In more than 90% of cases, hypertension has no obvious cause, and is termed primary or essential. Primary hypertension is a complex genetic disease, in which the inheritance of a number of commonly occurring gene alleles (different forms of a gene that arise by mutation and code for alternative forms of a protein that may show functional differences) predisposes an individual to high arterial blood pressure (ABP), especially if appropriate environmental influences (e.g. high salt diet, psychosocial stress) are also present. It is thought that proteins coded for by hundreds of genes may affect blood pressure, with the allelic variation of each causing only a small effect on blood pressure. Given this genetic complexity, investigations into the mechanisms causing high blood pressure have mainly focused on uncovering functional rather than genetic abnormalities, often using strains of animals that are selectively bred to develop high ABP in the hope that the mechanisms causing hypertension in these are similar to those in humans. However, the recent advent of large genome-wide association studies has now begun to allow the tentative identification of genes having alternative alleles that affect blood pressure; one of these is ATP2B1, the gene coding for the plasma membrane Ca2+ ATPase (see Chapter 15).

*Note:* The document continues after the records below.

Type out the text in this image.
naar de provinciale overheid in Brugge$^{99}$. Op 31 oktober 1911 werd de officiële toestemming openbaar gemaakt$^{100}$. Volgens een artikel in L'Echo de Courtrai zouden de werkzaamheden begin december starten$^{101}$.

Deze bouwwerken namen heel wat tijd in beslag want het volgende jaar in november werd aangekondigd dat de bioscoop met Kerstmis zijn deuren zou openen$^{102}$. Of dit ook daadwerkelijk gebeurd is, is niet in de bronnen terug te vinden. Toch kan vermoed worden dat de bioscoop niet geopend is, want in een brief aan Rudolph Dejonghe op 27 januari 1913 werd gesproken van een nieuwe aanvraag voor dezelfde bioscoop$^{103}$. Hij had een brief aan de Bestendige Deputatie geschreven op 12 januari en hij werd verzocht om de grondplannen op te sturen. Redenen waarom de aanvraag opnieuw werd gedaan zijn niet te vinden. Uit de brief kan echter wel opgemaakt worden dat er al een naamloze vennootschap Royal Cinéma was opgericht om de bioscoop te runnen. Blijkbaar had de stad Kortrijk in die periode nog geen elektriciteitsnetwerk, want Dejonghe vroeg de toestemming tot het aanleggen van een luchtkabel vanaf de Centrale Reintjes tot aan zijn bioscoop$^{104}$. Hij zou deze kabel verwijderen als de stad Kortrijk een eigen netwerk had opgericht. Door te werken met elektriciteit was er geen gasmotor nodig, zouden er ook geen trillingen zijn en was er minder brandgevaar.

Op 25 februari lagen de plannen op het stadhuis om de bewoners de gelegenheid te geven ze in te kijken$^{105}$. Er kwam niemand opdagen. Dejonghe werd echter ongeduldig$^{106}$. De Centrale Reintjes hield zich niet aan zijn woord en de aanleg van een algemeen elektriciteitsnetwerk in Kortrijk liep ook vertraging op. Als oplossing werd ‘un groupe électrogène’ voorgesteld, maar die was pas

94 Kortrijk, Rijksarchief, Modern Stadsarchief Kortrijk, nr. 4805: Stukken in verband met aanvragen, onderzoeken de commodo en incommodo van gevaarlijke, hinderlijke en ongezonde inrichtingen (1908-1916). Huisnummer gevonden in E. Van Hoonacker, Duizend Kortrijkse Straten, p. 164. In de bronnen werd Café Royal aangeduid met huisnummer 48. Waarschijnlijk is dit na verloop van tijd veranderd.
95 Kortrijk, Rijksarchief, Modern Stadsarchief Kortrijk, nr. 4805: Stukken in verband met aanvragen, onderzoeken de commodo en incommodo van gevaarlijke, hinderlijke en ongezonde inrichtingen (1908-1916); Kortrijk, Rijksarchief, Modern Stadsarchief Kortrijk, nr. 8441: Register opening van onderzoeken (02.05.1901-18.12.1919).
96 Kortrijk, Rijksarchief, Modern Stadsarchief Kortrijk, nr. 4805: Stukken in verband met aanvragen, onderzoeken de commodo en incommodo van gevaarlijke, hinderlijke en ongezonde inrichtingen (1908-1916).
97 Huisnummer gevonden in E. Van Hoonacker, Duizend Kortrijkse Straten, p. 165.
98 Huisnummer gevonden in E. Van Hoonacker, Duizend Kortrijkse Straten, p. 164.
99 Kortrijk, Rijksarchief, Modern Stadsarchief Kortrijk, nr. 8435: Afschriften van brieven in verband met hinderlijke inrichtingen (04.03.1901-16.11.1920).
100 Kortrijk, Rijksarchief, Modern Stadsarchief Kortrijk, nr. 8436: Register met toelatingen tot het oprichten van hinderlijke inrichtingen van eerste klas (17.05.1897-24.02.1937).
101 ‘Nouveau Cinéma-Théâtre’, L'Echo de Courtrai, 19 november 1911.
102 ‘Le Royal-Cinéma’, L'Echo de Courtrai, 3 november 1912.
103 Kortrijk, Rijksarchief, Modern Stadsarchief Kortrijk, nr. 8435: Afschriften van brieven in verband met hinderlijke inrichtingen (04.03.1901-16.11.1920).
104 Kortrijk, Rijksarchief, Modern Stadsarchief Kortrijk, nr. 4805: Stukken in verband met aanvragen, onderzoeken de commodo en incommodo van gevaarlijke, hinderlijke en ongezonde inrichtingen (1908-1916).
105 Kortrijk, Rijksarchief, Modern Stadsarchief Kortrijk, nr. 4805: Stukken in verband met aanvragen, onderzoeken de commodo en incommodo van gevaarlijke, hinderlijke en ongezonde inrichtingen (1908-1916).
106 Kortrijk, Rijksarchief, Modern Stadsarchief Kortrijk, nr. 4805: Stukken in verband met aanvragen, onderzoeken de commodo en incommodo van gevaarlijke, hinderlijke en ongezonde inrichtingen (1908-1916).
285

Studies tracking cardiovascular function over decades show that human hypertension is initially associated with an increased cardiac output (CO) and heart rate, but a normal total peripheral resistance (TPR). Over a period of years, CO falls to subnormal levels, while TPR becomes permanently increased, thereby maintaining the hypertension (recall that ABP = CO × TPR). These observations imply that the factors maintaining high ABP change over time. Therefore the mechanisms that initiate high ABP (e.g. insufficient Na+ excretion, sympathetic overactivity) may then be succeeded and/or amplified by additional common secondary mechanisms (e.g. renal damage and vascular structural remodelling) which are caused by, and maintain, the initial rise in pressure. This unifying hypothesis for primary hypertension is shown in Figure 39a.
The Kidney and Sodium in Hypertension
Guyton’s Model of Hypertension
The kidneys regulate long-term ABP by controlling the body’s Na+ content (see Chapter 29). Guyton proposed that hypertension is initiated by renal abnormalities which cause impaired or inadequate Na+ excretion (Figure 39b). The resulting Na+ retention increases blood volume, and therefore CO and ABP. These changes then promote Na+ excretion by causing pressure natriuresis (see Chapter 29). Fluid balance is therefore restored, but at the cost of a rise in ABP. Guyton further hypothesized that the rise in ABP or flow sets in train autoregulatory processes resulting in long-term vasoconstriction and/or vascular structural remodelling. This would reduce blood volume to normal levels, but by raising TPR would maintain the high ABP needed for Na+ balance.
There is extensive evidence that a renal mechanism of hypertension is important in many people. For example, a high salt diet, which should exacerbate the renal deficiency in Na+ excretion, worsens hypertension in many patients and, as shown in the Intersalt study, seems to cause a slow rise in ABP over many years in most people. It has also been shown that ABP falls when the kidneys from normotensives are transplanted into hypertensives. Moreover, hypertension occurs in Liddle syndrome, a condition in which a mutation of the mineralocorticoid-sensitive Na+ channel (ENaC) impairs renal Na+ excretion.